Counter |     Sent     |   Received   | Delay (ms)
      1 | 14:32:22.221 | 14:32:22.326 |        105
      2 | 14:32:23.221 | 14:32:23.319 |         98
      3 | 14:32:24.221 | 14:32:24.303 |         82
      4 | 14:32:25.222 | 14:32:25.319 |         97
      5 | 14:32:26.221 | 14:32:26.312 |         91
      6 | 14:32:27.221 |              |        ---
      7 | 14:32:28.221 | 14:32:29.330 |       1109
      8 | 14:32:29.221 | 14:32:29.309 |         88
      9 | 14:32:30.221 | 14:32:30.311 |         90
     10 | 14:32:31.221 | 14:32:31.313 |         92
     11 | 14:32:32.221 | 14:32:32.319 |         98
     12 | 14:32:33.221 | 14:32:34.340 |       1119
     13 | 14:32:34.221 | 14:32:34.313 |         92

Now, I was losing messages for one or two seconds only, which was perfectly acceptable.

Testing durable queues

Discussing the subject with Luke Bakken, one of the top contributors of Pika, he advised me to use durable queues, so I did a few tests with durable queues as well.

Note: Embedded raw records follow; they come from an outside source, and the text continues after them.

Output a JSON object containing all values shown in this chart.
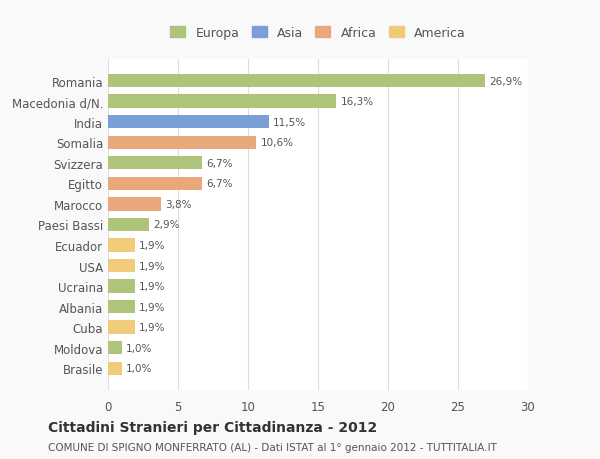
{
  "categories": [
    "Romania",
    "Macedonia d/N.",
    "India",
    "Somalia",
    "Svizzera",
    "Egitto",
    "Marocco",
    "Paesi Bassi",
    "Ecuador",
    "USA",
    "Ucraina",
    "Albania",
    "Cuba",
    "Moldova",
    "Brasile"
  ],
  "values": [
    26.9,
    16.3,
    11.5,
    10.6,
    6.7,
    6.7,
    3.8,
    2.9,
    1.9,
    1.9,
    1.9,
    1.9,
    1.9,
    1.0,
    1.0
  ],
  "labels": [
    "26,9%",
    "16,3%",
    "11,5%",
    "10,6%",
    "6,7%",
    "6,7%",
    "3,8%",
    "2,9%",
    "1,9%",
    "1,9%",
    "1,9%",
    "1,9%",
    "1,9%",
    "1,0%",
    "1,0%"
  ],
  "colors": [
    "#adc47a",
    "#adc47a",
    "#7a9fd4",
    "#e8a87c",
    "#adc47a",
    "#e8a87c",
    "#e8a87c",
    "#adc47a",
    "#f0cc7a",
    "#f0cc7a",
    "#adc47a",
    "#adc47a",
    "#f0cc7a",
    "#adc47a",
    "#f0cc7a"
  ],
  "continent": [
    "Europa",
    "Europa",
    "Asia",
    "Africa",
    "Europa",
    "Africa",
    "Africa",
    "Europa",
    "America",
    "America",
    "Europa",
    "Europa",
    "America",
    "Europa",
    "America"
  ],
  "legend_labels": [
    "Europa",
    "Asia",
    "Africa",
    "America"
  ],
  "legend_colors": [
    "#adc47a",
    "#7a9fd4",
    "#e8a87c",
    "#f0cc7a"
  ],
  "title": "Cittadini Stranieri per Cittadinanza - 2012",
  "subtitle": "COMUNE DI SPIGNO MONFERRATO (AL) - Dati ISTAT al 1° gennaio 2012 - TUTTITALIA.IT",
  "xlim": [
    0,
    30
  ],
  "xticks": [
    0,
    5,
    10,
    15,
    20,
    25,
    30
  ],
  "background_color": "#f9f9f9",
  "plot_background": "#ffffff",
  "grid_color": "#dddddd"
}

I started by adding a policy to enable high availability for the queue:

rabbitmqctl set_policy ha-all "^test-queue-" '{"ha-mode":"all"}' -p sandbox

Then, in channel.queue_declare(), instead of auto_delete=True, I used durable=True. Here's the result:

Counter |     Sent     |   Received   | Delay (ms)
      1 | 14:06:54.492 | 14:06:54.604 |        112
      2 | 14:06:55.493 | 14:06:55.596 |        103
      3 | 14:06:56.492 | 14:06:56.590 |         98
      4 | 14:06:57.492 | 14:06:57.587 |         95
      5 | 14:06:58.492 | 14:06:58.595 |        103
      6 | 14:06:59.492 | 14:07:00.634 |       1142
      7 | 14:07:00.492 | 14:07:00.623 |        131
      8 | 14:07:01.492 | 14:07:02.620 |       1128
      9 | 14:07:02.492 | 14:07:02.591 |         99
     10 | 14:07:03.492 | 14:07:03.586 |         94

The sixth message took a bit more time to be delivered, but wasn't lost. This was the expected behavior, and it works. When I tried to remove the _check_interval hack, the results were disappointing:

Counter |     Sent     |   Received   | Delay (ms)
      1 | 13:49:03.669 | 13:49:03.776 |        107
      2 | 13:49:04.668 | 13:49:04.767 |         99
      3 | 13:49:05.669 | 13:49:05.770 |        101
      4 | 13:49:06.668 | 13:49:06.768 |        100
      5 | 13:49:07.669 | 13:49:07.765 |         96
      6 | 13:49:08.668 | 13:49:18.366 |       9698
      7 | 13:49:09.668 | 13:49:18.394 |       8726
      8 | 13:49:10.668 | 13:49:18.376 |       7708
      9 | 13:49:11.669 | 13:49:18.397 |       6728
     10 | 13:49:12.669 | 13:49:18.420 |       5751
     11 | 13:49:13.668 | 13:49:18.408 |       4740
     12 | 13:49:14.669 | 13:49:18.431 |       3762
     13 | 13:49:15.669 | 13:49:18.441 |       2772
     14 | 13:49:16.669 | 13:49:18.468 |       1799
     15 | 13:49:17.668 | 13:49:18.449 |        781
     16 | 13:49:18.669 | 13:49:19.781 |       1112
     17 | 13:49:19.668 | 13:49:19.772 |        104

Nine messages (depending on the tests, it could be six, or eight, or ten, depending on the moment when the timer triggered) were queued up and delivered all at once. Therefore, the hack is required for both volatile and durable queues.